A digressão promocional do disco “Madame X” é um espetáculo imperdível e memorável que volta a aliar a música à dança como só a intérprete sabe fazer. O meu momento preferido do show é a interpretação de “American Life”, uma das minhas canções favoritas de Madonna. À medida que se vai insurgindo contra as contrariedades da vida moderna, chovem do teto peças de roupa que se amontoam sobre uma cama onde jaz um soldado. A última a cair é uma bandeira norte-americana.
Muitos dos que já assistiram à digressão têm-se queixado da falta de êxitos antigos, apenas representados na íntegra pelos singles “Human Nature”, “Vogue”, “American Life”, “La Isla Bonita”, “Frozen” e “Like a Prayer”, apesar de também se ouvirem excertos de “Express Yourself”, “Papa Don’t Preach” e “Rescue Me”. Mas a verdade é que Madonna está fascinada pelas sonoridades portuguesas e africanas que (re)descobriu em Lisboa e, na realidade, são essas canções que mais brilham nesta digressão.
Duas das minhas preferidas do novo disco, “Crazy” e “Extreme Occident”, soam ainda melhor na casa de fados que a artista recriou em palco e onde mostra que, apesar da (má) pronúncia, não só tem alma de fadista como consegue, efetivamente, cantar fado. Mais próxima do público neste novo modelo, Madonna revela-se também mais confessional, tecendo elogios às praias da Comporta, ao vinho do Porto e ao fiel amigo dos portugueses, o bacalhau, que não se cansou de enaltecer em palco em Lisboa.
Portugal fez bem a Madonna e a artista soube aproveitar o que por cá descobriu para uma nova reinvenção. A lesão na anca que lhe afeta o movimento dos membros inferiores condicionou a atuação da artista, que se viu obrigada a trocar os sapatos de salto alto por umas botas rasas que não se cansou de criticar por diversas vezes durante o período do espetáculo em que as usou. A intérprete de “Medellín” nunca deixou de dançar mas, em vários momentos, defendeu-se e chegou mesmo a coxear pontualmente.

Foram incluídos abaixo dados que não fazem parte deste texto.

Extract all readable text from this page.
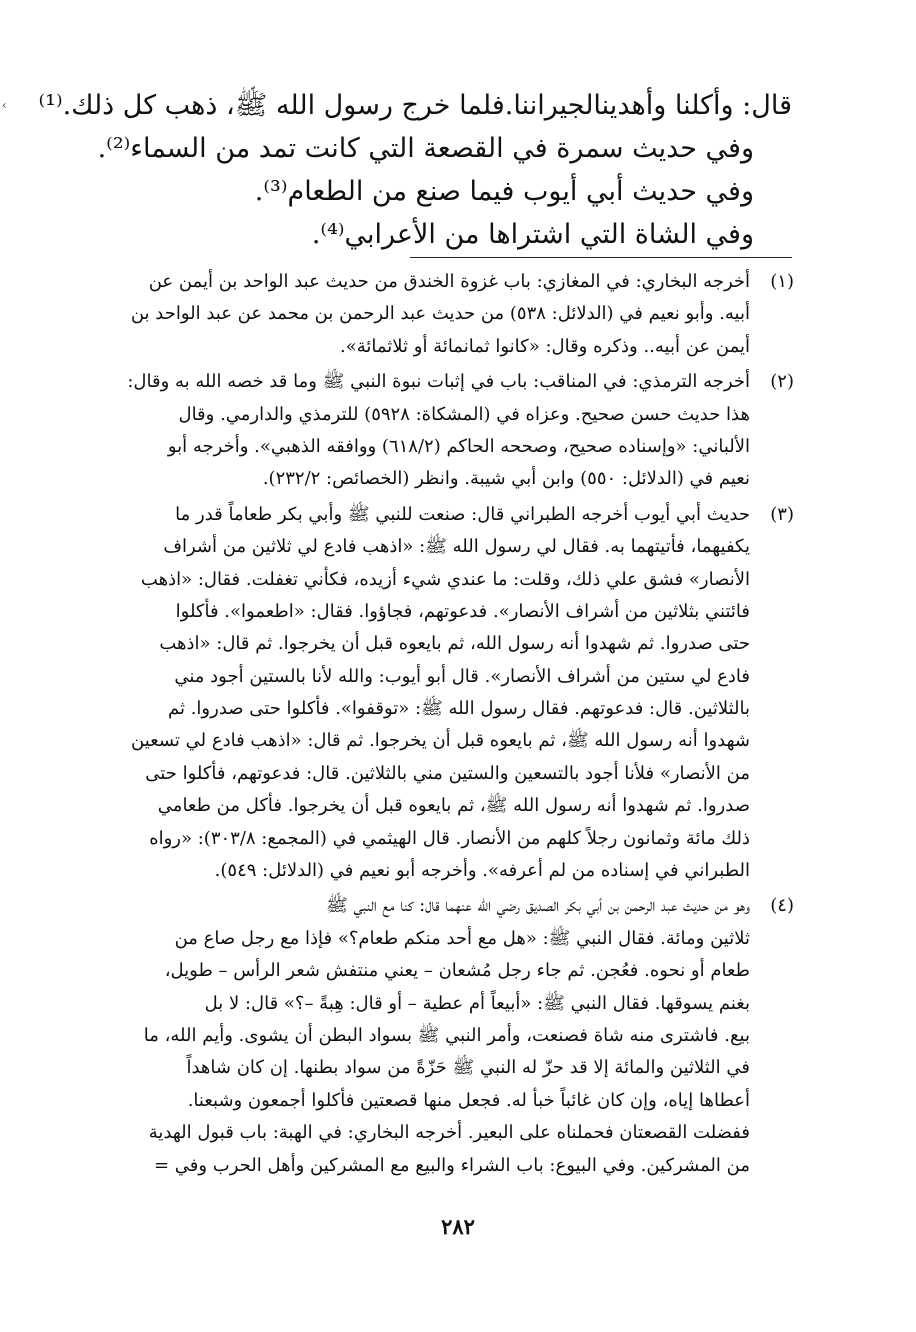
‹ قال: وأكلنا وأهدينالجيراننا.فلما خرج رسول الله ﷺ، ذهب كل ذلك.⁽¹⁾
وفي حديث سمرة في القصعة التي كانت تمد من السماء⁽²⁾.
وفي حديث أبي أيوب فيما صنع من الطعام⁽³⁾.
وفي الشاة التي اشتراها من الأعرابي⁽⁴⁾.
(١)
أخرجه البخاري: في المغازي: باب غزوة الخندق من حديث عبد الواحد بن أيمن عن
أبيه. وأبو نعيم في (الدلائل: ٥٣٨) من حديث عبد الرحمن بن محمد عن عبد الواحد بن
أيمن عن أبيه.. وذكره وقال: «كانوا ثمانمائة أو ثلاثمائة».
(٢)
أخرجه الترمذي: في المناقب: باب في إثبات نبوة النبي ﷺ وما قد خصه الله به وقال:
هذا حديث حسن صحيح. وعزاه في (المشكاة: ٥٩٢٨) للترمذي والدارمي. وقال
الألباني: «وإسناده صحيح، وصححه الحاكم (٦١٨/٢) ووافقه الذهبي». وأخرجه أبو
نعيم في (الدلائل: ٥٥٠) وابن أبي شيبة. وانظر (الخصائص: ٢٣٢/٢).
(٣)
حديث أبي أيوب أخرجه الطبراني قال: صنعت للنبي ﷺ وأبي بكر طعاماً قدر ما
يكفيهما، فأتيتهما به. فقال لي رسول الله ﷺ: «اذهب فادع لي ثلاثين من أشراف
الأنصار» فشق علي ذلك، وقلت: ما عندي شيء أزيده، فكأني تغفلت. فقال: «اذهب
فائتني بثلاثين من أشراف الأنصار». فدعوتهم، فجاؤوا. فقال: «اطعموا». فأكلوا
حتى صدروا. ثم شهدوا أنه رسول الله، ثم بايعوه قبل أن يخرجوا. ثم قال: «اذهب
فادع لي ستين من أشراف الأنصار». قال أبو أيوب: والله لأنا بالستين أجود مني
بالثلاثين. قال: فدعوتهم. فقال رسول الله ﷺ: «توقفوا». فأكلوا حتى صدروا. ثم
شهدوا أنه رسول الله ﷺ، ثم بايعوه قبل أن يخرجوا. ثم قال: «اذهب فادع لي تسعين
من الأنصار» فلأنا أجود بالتسعين والستين مني بالثلاثين. قال: فدعوتهم، فأكلوا حتى
صدروا. ثم شهدوا أنه رسول الله ﷺ، ثم بايعوه قبل أن يخرجوا. فأكل من طعامي
ذلك مائة وثمانون رجلاً كلهم من الأنصار. قال الهيثمي في (المجمع: ٣٠٣/٨): «رواه
الطبراني في إسناده من لم أعرفه». وأخرجه أبو نعيم في (الدلائل: ٥٤٩).
(٤)
وهو من حديث عبد الرحمن بن أبي بكر الصديق رضي الله عنهما قال: كنا مع النبي ﷺ
ثلاثين ومائة. فقال النبي ﷺ: «هل مع أحد منكم طعام؟» فإذا مع رجل صاع من
طعام أو نحوه. فعُجن. ثم جاء رجل مُشعان – يعني منتفش شعر الرأس – طويل،
بغنم يسوقها. فقال النبي ﷺ: «أبيعاً أم عطية – أو قال: هِبةً –؟» قال: لا بل
بيع. فاشترى منه شاة فصنعت، وأمر النبي ﷺ بسواد البطن أن يشوى. وأيم الله، ما
في الثلاثين والمائة إلا قد حزّ له النبي ﷺ حَزّةً من سواد بطنها. إن كان شاهداً
أعطاها إياه، وإن كان غائباً خبأ له. فجعل منها قصعتين فأكلوا أجمعون وشبعنا.
ففضلت القصعتان فحملناه على البعير. أخرجه البخاري: في الهبة: باب قبول الهدية
من المشركين. وفي البيوع: باب الشراء والبيع مع المشركين وأهل الحرب وفي =
٢٨٢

Aos 61 anos, apesar de continuar a encher salas de espetáculo em todo o mundo, Madonna encontra-se, paradoxalmente, numa das fases mais difíceis da sua carreira. Continua a querer fazer o que sempre fez e a apresentar-se com a ousadia e com a provocação que sempre a caracterizaram, como se tem comprovado na atual digressão, apesar de serem muitos os que (já) a consideram demasiado velha para se esfregar nos bailarinos que a acompanham em palco e para exibir o corpo com rendas e transparências.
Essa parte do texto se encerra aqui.